General Dynamics Mission Systems Plays Leading Role in Delivering MUOS Capability
The U.S. military will benefit from an enhanced global tactical communications capability thanks to the successful deployment of the fourth Mobile User Objective System (MUOS-4) satellite launched early this morning from Florida’s Cape Canaveral Air Force Station. The satellite is the last one needed to complete the MUOS Earth-orbiting constellation. After the new satellite joins the MUOS constellation, four satellites will be in geosynchronous orbit around the Earth.
Later this year, a Multi-service Operational Test and Evaluation (MOT&E) will use two of the satellites to route radio calls through at least two ground stations that were built by General Dynamics. The test calls will evaluate if the MUOS Wideband Code Division Multiple Access (WCDMA) communications capability is ready for operational use by the military.

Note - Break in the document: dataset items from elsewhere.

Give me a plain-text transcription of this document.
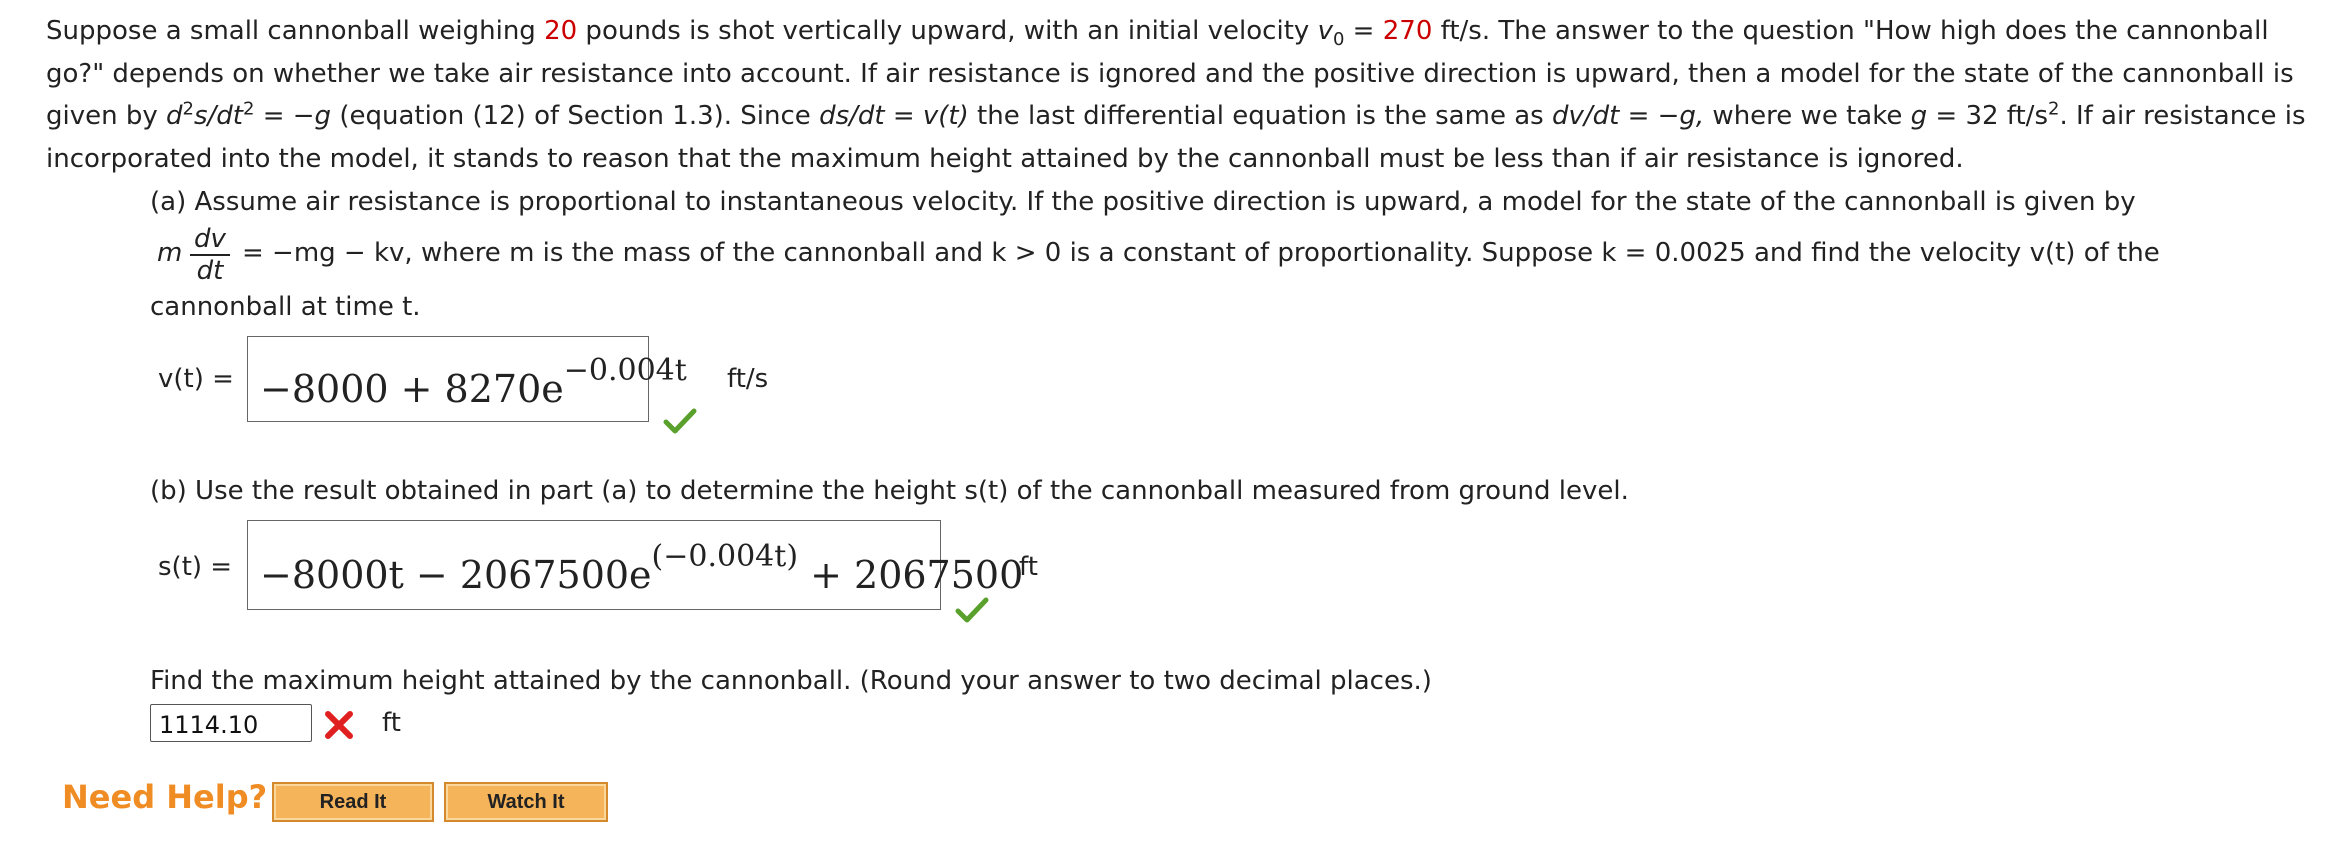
Suppose a small cannonball weighing 20 pounds is shot vertically upward, with an initial velocity $v_0 = 270$ ft/s. The answer to the question "How high does the cannonball go?" depends on whether we take air resistance into account. If air resistance is ignored and the positive direction is upward, then a model for the state of the cannonball is given by $d^2s/dt^2 = -g$ (equation (12) of Section 1.3). Since ds/dt = v(t) the last differential equation is the same as dv/dt = −g, where we take g = 32 $ft/s^2$. If air resistance is incorporated into the model, it stands to reason that the maximum height attained by the cannonball must be less than if air resistance is ignored.
(a) Assume air resistance is proportional to instantaneous velocity. If the positive direction is upward, a model for the state of the cannonball is given by
m $\frac{dv}{dt} = -mg$ − kv, where m is the mass of the cannonball and k > 0 is a constant of proportionality. Suppose k = 0.0025 and find the velocity v(t) of the
cannonball at time t.
$v(t) = -8000 + 8270e^{-0.004t}$ ft/s
(b) Use the result obtained in part (a) to determine the height s(t) of the cannonball measured from ground level.
$s(t) = -8000t - 2067500e^{(-0.004t)} + 2067500$
ft
Find the maximum height attained by the cannonball. (Round your answer to two decimal places.)
1114.10
ft
Need Help?	Read It	Watch It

WCDMA is similar to the technology used in smartphones and will provide the voice clarity and connection speeds civilians experience using their smartphones. It also provides a 16-fold increase in transmission throughput over the current Ultra High Frequency (UHF) satellite system. The radio calls using the MUOS communications network will be the go-to secure high-speed communications system for forces on the move around the world.
The radio terminals used by military personnel and ground system network portions of MUOS were designed and built by General Dynamics Mission Systems. The PRC-155 Manpack radio is the first military radio to successfully connect with the MUOS network and is currently the only MUOS program of record radio. The four ground segment systems located in Australia, Hawaii, Virginia and Europe, connect users on the ground with the MUOS satellites and route the calls, just like a commercial cellphone tower routes your call from home to friends across the street or around the world. The ground system also provides control and management of each of the satellites.
The launch of the fourth satellite and the upcoming MOT&E testing later this year are significant achievements for our military forces to stay in touch with one another better than ever before. It is also a tremendous source of pride for our employees who have worked long and hard to get to this historic point in story of the MUOS space-ground communication network , said Manny Mora, vice president and general manager of Space and Intelligence Systems for General Dynamics Mission Systems.
Because of support from General Dynamics and with the successful launch of the latest satellite, MUOS is now one step closer to providing its full operational capability of beyond line-of-sight communications not just to warfighters, but also in support of disaster relief and humanitarian efforts around the globe.